Business, Innovation, Observations

Has the internet destroyed brand loyalty?

Recently, I was fortunate to have the opportunity to learn a little about  brand loyalty for my job. The results are depressing. Most articles that consider Brand Loyalty forecast its its death. Consumers are increasingly willing to consider a new product or brand, in favor of sticking with a tried-or-true solution. Prior to the internet age, when information was relatively hard to come by, daily items cost more of our income, and brands had regional footprints, brand loyalty made sense. The risks associated with a product change were relatively high.

The internet brought extreme price competition, product availability, and increased information, to the average buyer. A purchaser in Wisconsin can now compare 250 retailers for glass cleaner based on price, average review, or active ingredient without leaving her house. It is now riskier for her to blindly purchase the brand her father used, especially if it is the more expensive option, than to purchase a well-reviewed, cheaper option. Consumers rejoice, brands despair.

Obviously then the answer to the title question is yes, right? Don’t forget Betteridge’s law. I find it more likely that loyalty has shifted to a new entity, rather than decreasing in an absolute fashion. Building on Ben Thompson’s work on Aggregation Theory, I posit that brand loyalty shifted from individual producers to retail aggregators. Aggregation theory focuses on how consumer technology companies that aggregate modularized suppliers — which they often don’t pay for — to consumers/users with whom they have an exclusive relationship at scale changed the profit landscape of retail competition globally.

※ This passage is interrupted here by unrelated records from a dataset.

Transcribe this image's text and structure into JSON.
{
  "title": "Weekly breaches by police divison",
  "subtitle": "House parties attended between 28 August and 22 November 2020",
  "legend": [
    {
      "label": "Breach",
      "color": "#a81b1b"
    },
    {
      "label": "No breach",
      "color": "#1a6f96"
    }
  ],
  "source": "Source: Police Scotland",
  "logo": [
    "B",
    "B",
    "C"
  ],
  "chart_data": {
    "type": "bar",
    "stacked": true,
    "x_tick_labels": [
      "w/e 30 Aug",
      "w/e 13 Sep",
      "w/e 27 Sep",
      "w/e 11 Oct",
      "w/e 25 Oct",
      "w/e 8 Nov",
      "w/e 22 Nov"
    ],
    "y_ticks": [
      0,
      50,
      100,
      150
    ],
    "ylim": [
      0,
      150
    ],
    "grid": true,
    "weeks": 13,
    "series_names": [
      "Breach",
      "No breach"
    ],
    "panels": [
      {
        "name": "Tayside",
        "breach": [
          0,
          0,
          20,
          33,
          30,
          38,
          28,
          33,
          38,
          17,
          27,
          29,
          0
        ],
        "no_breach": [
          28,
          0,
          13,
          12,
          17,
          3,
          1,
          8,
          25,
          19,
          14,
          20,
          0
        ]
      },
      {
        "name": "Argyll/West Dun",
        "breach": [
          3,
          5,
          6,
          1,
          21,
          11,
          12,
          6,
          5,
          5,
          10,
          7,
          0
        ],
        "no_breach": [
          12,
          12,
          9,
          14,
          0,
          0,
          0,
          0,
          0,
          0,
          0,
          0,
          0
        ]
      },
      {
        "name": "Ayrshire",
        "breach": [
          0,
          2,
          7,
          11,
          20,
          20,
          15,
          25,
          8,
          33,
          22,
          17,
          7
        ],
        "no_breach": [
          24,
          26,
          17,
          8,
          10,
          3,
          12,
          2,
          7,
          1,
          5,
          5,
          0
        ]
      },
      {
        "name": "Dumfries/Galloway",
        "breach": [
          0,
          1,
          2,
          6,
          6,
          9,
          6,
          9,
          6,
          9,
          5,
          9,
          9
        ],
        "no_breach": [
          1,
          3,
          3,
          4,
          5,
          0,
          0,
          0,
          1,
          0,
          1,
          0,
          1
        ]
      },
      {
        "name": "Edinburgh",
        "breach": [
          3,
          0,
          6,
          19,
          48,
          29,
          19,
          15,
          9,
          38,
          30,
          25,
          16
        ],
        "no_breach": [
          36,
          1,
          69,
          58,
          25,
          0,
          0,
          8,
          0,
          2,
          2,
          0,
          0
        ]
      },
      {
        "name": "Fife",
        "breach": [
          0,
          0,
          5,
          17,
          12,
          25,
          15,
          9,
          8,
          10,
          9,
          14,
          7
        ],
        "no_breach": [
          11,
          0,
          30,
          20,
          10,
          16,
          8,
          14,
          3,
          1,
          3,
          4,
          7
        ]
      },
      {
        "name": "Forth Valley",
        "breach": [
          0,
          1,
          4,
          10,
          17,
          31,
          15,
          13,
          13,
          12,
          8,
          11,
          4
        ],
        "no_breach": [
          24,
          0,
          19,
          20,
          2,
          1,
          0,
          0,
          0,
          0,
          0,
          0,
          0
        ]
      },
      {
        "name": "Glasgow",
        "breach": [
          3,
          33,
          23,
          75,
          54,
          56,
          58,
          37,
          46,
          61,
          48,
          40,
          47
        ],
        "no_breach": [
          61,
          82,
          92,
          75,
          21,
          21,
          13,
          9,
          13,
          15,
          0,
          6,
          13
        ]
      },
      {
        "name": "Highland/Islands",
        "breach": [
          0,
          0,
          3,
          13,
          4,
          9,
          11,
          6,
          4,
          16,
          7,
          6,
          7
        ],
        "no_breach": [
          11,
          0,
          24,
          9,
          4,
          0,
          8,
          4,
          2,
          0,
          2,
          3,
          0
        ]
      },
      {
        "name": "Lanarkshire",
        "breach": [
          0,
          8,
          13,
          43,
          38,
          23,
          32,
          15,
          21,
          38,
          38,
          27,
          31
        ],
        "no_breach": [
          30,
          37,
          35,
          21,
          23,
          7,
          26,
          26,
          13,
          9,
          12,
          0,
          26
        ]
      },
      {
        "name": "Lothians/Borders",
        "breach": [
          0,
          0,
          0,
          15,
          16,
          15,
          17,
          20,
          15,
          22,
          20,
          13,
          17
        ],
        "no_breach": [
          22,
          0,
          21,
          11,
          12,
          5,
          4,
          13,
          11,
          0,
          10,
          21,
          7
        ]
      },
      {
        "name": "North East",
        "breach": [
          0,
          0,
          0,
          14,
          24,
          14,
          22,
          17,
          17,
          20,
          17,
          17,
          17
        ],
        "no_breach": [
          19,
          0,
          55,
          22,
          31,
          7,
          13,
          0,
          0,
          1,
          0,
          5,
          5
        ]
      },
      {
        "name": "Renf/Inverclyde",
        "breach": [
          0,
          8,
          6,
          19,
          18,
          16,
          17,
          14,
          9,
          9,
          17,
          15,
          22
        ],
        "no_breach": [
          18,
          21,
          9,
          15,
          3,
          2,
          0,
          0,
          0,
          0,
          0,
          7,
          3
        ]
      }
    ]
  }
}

One lesser explored impact, of a world where aggregators reign supreme, is how consumer trust and loyalty changes with the market shift toward aggregators. In an aggregator-driven market, consumer trust and experience shifts from the product to the marketplace entire. Brand loyalty may shift from the product to the aggregator as well. Consumers frequently choose to buy a more expensive option on Amazon over a cheaper price on eBay due to the differentiated perceived consumer and brand experience. Consumers are loyal to Amazon over eBay, even when the reviews on eBay are more honest and recent improvements in the return policy, and shipping practices bring the purchase process into line with Amazon. I google items using Chrome, I don’t Bing items using Edge; as a consequence Google recommends many of the items I buy. I am loyal to Google, even when its competitors offer better browsers and may recommend better items for purchase. Thompson argues that this loyalty and the market dominance it brings may cement the current tech giants as the preeminent companies of this century.

How does this impact traditional retailers? Brick-and-mortar retail brands that understand the aggregator economy and cultivate a strong brand image, independent of a particular product, are set to succeed in this new economy. After facing revenue loss in 2016, Target outlined a new retail strategy focused on reimagining their stores and building better employee and brand experiences. That strategy is working. The company is thriving in a market destroyed by digital competition.

The portfolio of Urban Outfitters is another successful example of building a brick-and mortar-store that leverages aggregator strategy. The stores within Urban Outfitters umbrella (Urban, Anthropologie, Free People, etc.) each cultivate a list of in-house “brands” making each store resemble a retailer of highly curated clothing from different suppliers. The strategy seems to have insulated Urban Outfitters from online competition; Urban has a strong digital presence and differentiated in-store experience. If Urban appeared to only supply a single house brand, its revenue curve may more closely resemble Gap’s, a primary competitor. The key differentiator of Urban Outfitters, is the strength of store brand perception; consumers are not loyal to any of the individual “brands” that each Urban Outfitters store has.

Traditional retail brick-and-mortar shops were left behind by more than just a shift to cheaper options, and the convenience of online shopping. They missed the boat on building a perception of a differentiated brand, opposed to a brand housing differentiated products (à la Nordstrom). To succeed in a highly competitive industry within the aggregator economy is to build a perception that your store, online or brick-and-mortar, will compile the best options and provide an experience with consumer choice.

In future research, I plan to identify how companies within traditional industries maintain brand loyalty in the internet age. These strategies center around extreme urgency to buy, creating an ecosystem, and creating barriers to switch through incentives.